Friday, August 22, 2008

Citation du 23 août 2008

Crainte et intelligence. - Si ce que l'on affirme maintenant expressément est vrai, qu'il ne faut pas chercher dans la lumière la cause du pigment noir de la peau : ce phénomène pourrait peut-être rester le dernier effet de fréquents accès de rage accumulés pendant des siècles (et d'afflux de sang sous la peau) ? Tandis que, chez d'autres races plus intelligentes, le phénomène de pâleur et de frayeur, tout aussi fréquent, aurait fini par produire la couleur blanche de la peau ? - Car le degré de crainte est une mesure de l'intelligence : et le fait de s'abandonner souvent à une colère aveugle est le signe que l'animalité est encore toute proche et voudrait de nouveau prévaloir, - gris-brun, ce serait peut-être là la couleur primitive de l'homme, - quelque chose qui tient du singe et de l'ours, comme de juste.

Friedrich Nietzsche - Aurore. 1881

D’où viennent les races ? Les caractéristiques héréditaires qui les distinguent ont-elles une explication ? Ont-elles une fonction ?

Nietzsche répond : chez les noirs, la peau est ainsi colorée par l’afflux du sang sous la peau. Thèse courante, un siècle plus tôt Kant disait la même chose (1), et je suppose qu’il n’était pas le seul.

Mais ce qui est plus original – plus « nietzschéen », c’est le rapport entre la crainte et l’intelligence, et l’idée que la colère soit diamétralement opposée à la crainte.

Si en effet on passe sur le jugement dépréciatif de Nietzsche sur l’intelligence des noirs (2) (jugement tellement tenace que jusqu’à aujourd’hui les élites africaines ont dû se barder de diplômes et de doctorats pour compenser – et même surcompenser – cette idée), alors on a ici un véritable inventaire des idées de Nietzsche :

- d’abord relation entre la couleur de la peau et le degré d’évolution ;

- en suite, relation entre les passions et l’intelligence ;

- enfin l’idée que l’espèce humaine issue d’une variété animale, s’est arrachée à l’animalité en accédant à la frayeur – c'est-à-dire à la conscience de sa situation dans le monde.

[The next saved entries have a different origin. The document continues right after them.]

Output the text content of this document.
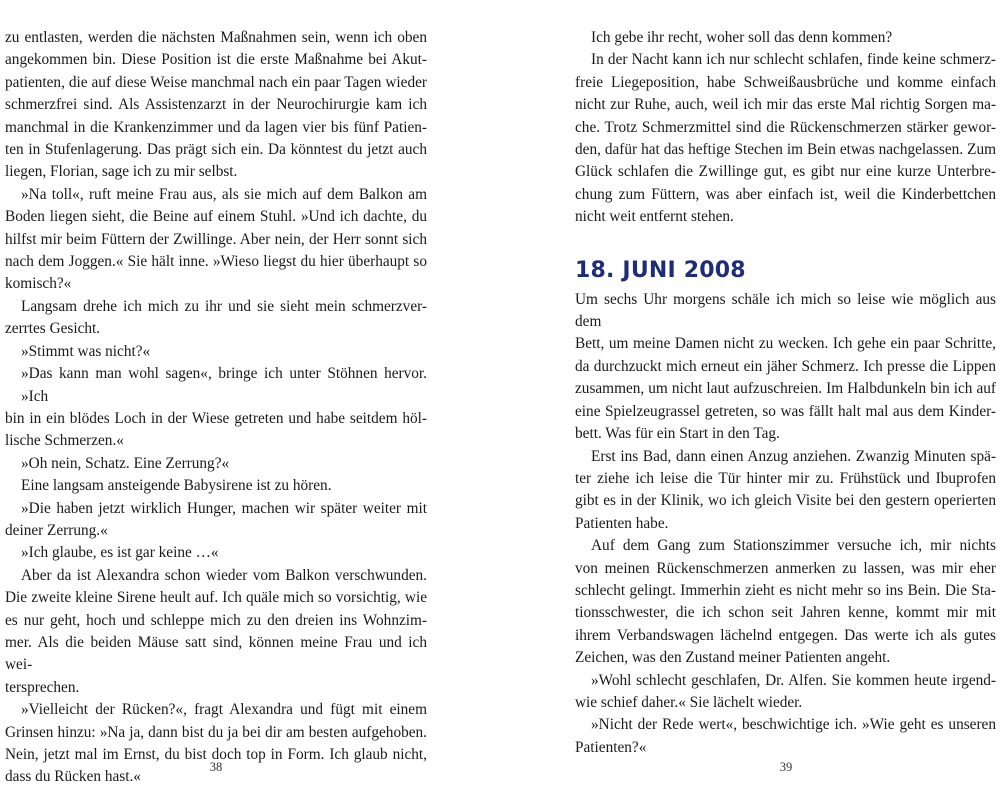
zu entlasten, werden die nächsten Maßnahmen sein, wenn ich oben
angekommen bin. Diese Position ist die erste Maßnahme bei Akut-
patienten, die auf diese Weise manchmal nach ein paar Tagen wieder
schmerzfrei sind. Als Assistenzarzt in der Neurochirurgie kam ich
manchmal in die Krankenzimmer und da lagen vier bis fünf Patien-
ten in Stufenlagerung. Das prägt sich ein. Da könntest du jetzt auch
liegen, Florian, sage ich zu mir selbst.
»Na toll«, ruft meine Frau aus, als sie mich auf dem Balkon am
Boden liegen sieht, die Beine auf einem Stuhl. »Und ich dachte, du
hilfst mir beim Füttern der Zwillinge. Aber nein, der Herr sonnt sich
nach dem Joggen.« Sie hält inne. »Wieso liegst du hier überhaupt so
komisch?«
Langsam drehe ich mich zu ihr und sie sieht mein schmerzver-
zerrtes Gesicht.
»Stimmt was nicht?«
»Das kann man wohl sagen«, bringe ich unter Stöhnen hervor. »Ich
bin in ein blödes Loch in der Wiese getreten und habe seitdem höl-
lische Schmerzen.«
»Oh nein, Schatz. Eine Zerrung?«
Eine langsam ansteigende Babysirene ist zu hören.
»Die haben jetzt wirklich Hunger, machen wir später weiter mit
deiner Zerrung.«
»Ich glaube, es ist gar keine …«
Aber da ist Alexandra schon wieder vom Balkon verschwunden.
Die zweite kleine Sirene heult auf. Ich quäle mich so vorsichtig, wie
es nur geht, hoch und schleppe mich zu den dreien ins Wohnzim-
mer. Als die beiden Mäuse satt sind, können meine Frau und ich wei-
tersprechen.
»Vielleicht der Rücken?«, fragt Alexandra und fügt mit einem
Grinsen hinzu: »Na ja, dann bist du ja bei dir am besten aufgehoben.
Nein, jetzt mal im Ernst, du bist doch top in Form. Ich glaub nicht,
dass du Rücken hast.«
38
Ich gebe ihr recht, woher soll das denn kommen?
In der Nacht kann ich nur schlecht schlafen, finde keine schmerz-
freie Liegeposition, habe Schweißausbrüche und komme einfach
nicht zur Ruhe, auch, weil ich mir das erste Mal richtig Sorgen ma-
che. Trotz Schmerzmittel sind die Rückenschmerzen stärker gewor-
den, dafür hat das heftige Stechen im Bein etwas nachgelassen. Zum
Glück schlafen die Zwillinge gut, es gibt nur eine kurze Unterbre-
chung zum Füttern, was aber einfach ist, weil die Kinderbettchen
nicht weit entfernt stehen.
18. JUNI 2008
Um sechs Uhr morgens schäle ich mich so leise wie möglich aus dem
Bett, um meine Damen nicht zu wecken. Ich gehe ein paar Schritte,
da durchzuckt mich erneut ein jäher Schmerz. Ich presse die Lippen
zusammen, um nicht laut aufzuschreien. Im Halbdunkeln bin ich auf
eine Spielzeugrassel getreten, so was fällt halt mal aus dem Kinder-
bett. Was für ein Start in den Tag.
Erst ins Bad, dann einen Anzug anziehen. Zwanzig Minuten spä-
ter ziehe ich leise die Tür hinter mir zu. Frühstück und Ibuprofen
gibt es in der Klinik, wo ich gleich Visite bei den gestern operierten
Patienten habe.
Auf dem Gang zum Stationszimmer versuche ich, mir nichts
von meinen Rückenschmerzen anmerken zu lassen, was mir eher
schlecht gelingt. Immerhin zieht es nicht mehr so ins Bein. Die Sta-
tionsschwester, die ich schon seit Jahren kenne, kommt mir mit
ihrem Verbandswagen lächelnd entgegen. Das werte ich als gutes
Zeichen, was den Zustand meiner Patienten angeht.
»Wohl schlecht geschlafen, Dr. Alfen. Sie kommen heute irgend-
wie schief daher.« Sie lächelt wieder.
»Nicht der Rede wert«, beschwichtige ich. »Wie geht es unseren
Patienten?«
39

Voilà : même s’il n’y avait que cette dernière idée, ça vaudrait le coup de lire le reste du livre pour y parvenir.

(1) Kant – Définition du concept de race in La philosophie de l’histoire.
Selon Kant, le rôle de la peau est de déphlogistiquer (phlogistique = substance apportant la chaleur) le sang, et en Afrique, il y a beaucoup de phlogistique dans l’air qui passe dans le sang par l’intermédiaire des poumons. La couleur noire de la peau des africains s’explique donc par les résidus sanguins qui y restent.

(2) Je comprends parfaitement qu’on jette le livre au feu en lisant de pareilles choses. Mais c’est un peu dommage, parce qu’on jette aussi tout ce qui suit.